One Word No Parents Should Ever Overuse

One word parents should not overuse

Are you one of those parents who like to say "No" each time your child asks for something that is outside your comfort zone or what you deem acceptable?

This habit of saying "No" not only strains your relationship with your child, it can become a potential hazard for her.

And what do I mean by this?

In order for me to fully explain it to you, I need to give you a virtual tour of my room.

In my room there is a very loud humidifier. It mimics the white noise that newborns find very comforting but I find so annoying. But after four years of having it, I no longer hear it.

It got to the point where one day, while my baby was sleeping upstairs, I turned on the baby monitor downstairs, and it was unusually quiet. I thought it was not working, so I spent a good five minutes trying to fix it to no avail. When I came upstairs to see what was wrong, I discovered that my toddler had turned off the humidifier without my knowledge.

I've become so accustomed to the loud noise that when it's not playing through the monitor, I thought the monitor itself is not working!

And what can we draw from this?

There's an actual evolutionary mechanism behind my gradual "deafness" to the humidifier.

In order to survive and adapt to our surroundings, humans and many species quickly learn to ignore the stimuli that is consistently in contact with us within a given time. This makes sense when you really think about it.

Imagine a deer standing in a mist of trees, and a leaf is poking at it. The deer will initially feel itchy, but soon enough it will no longer  feel the itch. This lack of feeling allows the deer to be aware of other more pressing matters, like when a predator comes.

So how does this apply to you as a mom who likes to say "No"?
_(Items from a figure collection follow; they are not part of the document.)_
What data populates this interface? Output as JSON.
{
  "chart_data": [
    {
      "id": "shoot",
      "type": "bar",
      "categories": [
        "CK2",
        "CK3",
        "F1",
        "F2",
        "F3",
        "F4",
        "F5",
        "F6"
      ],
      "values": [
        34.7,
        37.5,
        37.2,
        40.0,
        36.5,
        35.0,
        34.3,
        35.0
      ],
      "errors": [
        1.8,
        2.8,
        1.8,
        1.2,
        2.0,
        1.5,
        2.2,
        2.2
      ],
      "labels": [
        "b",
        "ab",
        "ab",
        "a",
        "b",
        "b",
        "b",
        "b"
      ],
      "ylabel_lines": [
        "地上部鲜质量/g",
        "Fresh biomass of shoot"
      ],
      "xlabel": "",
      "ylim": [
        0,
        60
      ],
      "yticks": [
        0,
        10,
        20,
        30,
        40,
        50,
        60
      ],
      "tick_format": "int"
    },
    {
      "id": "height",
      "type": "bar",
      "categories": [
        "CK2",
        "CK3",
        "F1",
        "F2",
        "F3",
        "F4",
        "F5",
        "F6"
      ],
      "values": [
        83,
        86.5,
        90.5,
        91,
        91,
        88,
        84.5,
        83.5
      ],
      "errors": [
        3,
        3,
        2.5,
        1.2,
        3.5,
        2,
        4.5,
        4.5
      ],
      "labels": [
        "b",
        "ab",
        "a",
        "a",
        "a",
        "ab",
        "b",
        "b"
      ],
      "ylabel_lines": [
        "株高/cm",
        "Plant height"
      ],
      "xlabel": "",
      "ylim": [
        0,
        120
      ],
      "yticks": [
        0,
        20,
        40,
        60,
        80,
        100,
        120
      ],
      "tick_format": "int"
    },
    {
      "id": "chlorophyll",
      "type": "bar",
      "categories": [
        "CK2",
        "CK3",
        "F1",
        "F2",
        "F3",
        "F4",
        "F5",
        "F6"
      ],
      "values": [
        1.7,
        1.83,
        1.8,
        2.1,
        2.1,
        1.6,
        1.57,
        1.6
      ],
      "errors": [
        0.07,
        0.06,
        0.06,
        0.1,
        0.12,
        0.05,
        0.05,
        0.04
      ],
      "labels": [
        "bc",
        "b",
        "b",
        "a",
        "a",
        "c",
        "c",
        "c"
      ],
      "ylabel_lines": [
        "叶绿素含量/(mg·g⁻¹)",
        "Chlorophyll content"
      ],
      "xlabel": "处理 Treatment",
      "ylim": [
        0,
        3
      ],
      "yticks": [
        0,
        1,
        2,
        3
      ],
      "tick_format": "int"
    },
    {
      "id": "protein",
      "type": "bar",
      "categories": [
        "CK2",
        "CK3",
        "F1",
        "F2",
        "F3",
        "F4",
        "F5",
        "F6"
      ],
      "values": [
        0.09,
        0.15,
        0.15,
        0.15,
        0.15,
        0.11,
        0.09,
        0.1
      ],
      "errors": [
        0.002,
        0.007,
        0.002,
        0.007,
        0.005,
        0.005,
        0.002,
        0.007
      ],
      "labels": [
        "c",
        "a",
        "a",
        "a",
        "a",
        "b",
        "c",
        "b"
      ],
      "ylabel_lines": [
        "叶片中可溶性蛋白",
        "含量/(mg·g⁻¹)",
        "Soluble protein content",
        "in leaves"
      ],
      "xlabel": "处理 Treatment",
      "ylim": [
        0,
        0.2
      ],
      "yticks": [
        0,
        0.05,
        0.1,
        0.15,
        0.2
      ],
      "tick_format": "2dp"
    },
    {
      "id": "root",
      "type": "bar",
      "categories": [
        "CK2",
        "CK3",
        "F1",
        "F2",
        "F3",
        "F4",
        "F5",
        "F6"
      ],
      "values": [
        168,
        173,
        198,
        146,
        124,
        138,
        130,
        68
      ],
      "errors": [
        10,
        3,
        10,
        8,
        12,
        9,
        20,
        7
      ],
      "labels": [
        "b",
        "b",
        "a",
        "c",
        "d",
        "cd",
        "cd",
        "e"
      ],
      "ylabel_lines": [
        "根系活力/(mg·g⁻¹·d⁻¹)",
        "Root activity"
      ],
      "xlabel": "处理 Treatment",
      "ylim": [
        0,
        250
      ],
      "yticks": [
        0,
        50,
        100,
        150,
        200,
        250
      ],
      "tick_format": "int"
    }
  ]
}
Well since "No" is your only answer, then overtime your child will learn to shut off your response completely--This is her way of surviving and adapting to the restraint.

Your "No" will mean very little to her and she may one day stop asking for permission altogether. In this worse case scenerio, you have loss your influence over your child.

And when the word "No" finally matters--when it means saving and preventing your child from a dangerous behaviour--there is nothing you can do--Because your child, now your teen, is no longer within your control.

So please--use that word sparingly.

Instead of saying "No," ask "Why". This is a great habit to pick up.

It encourages your child to express her emotions. It shows her that she is an active participant of society, that she has the right to question, filter and criticize the information she has been given. It teaches her to respect but not be afraid of authorities. And most importantly, it gives you the chance to become a better listener, a more compassionate mother and person.

And if you and your child can benefit greatly from this new way of responding, my question is, "Why not?"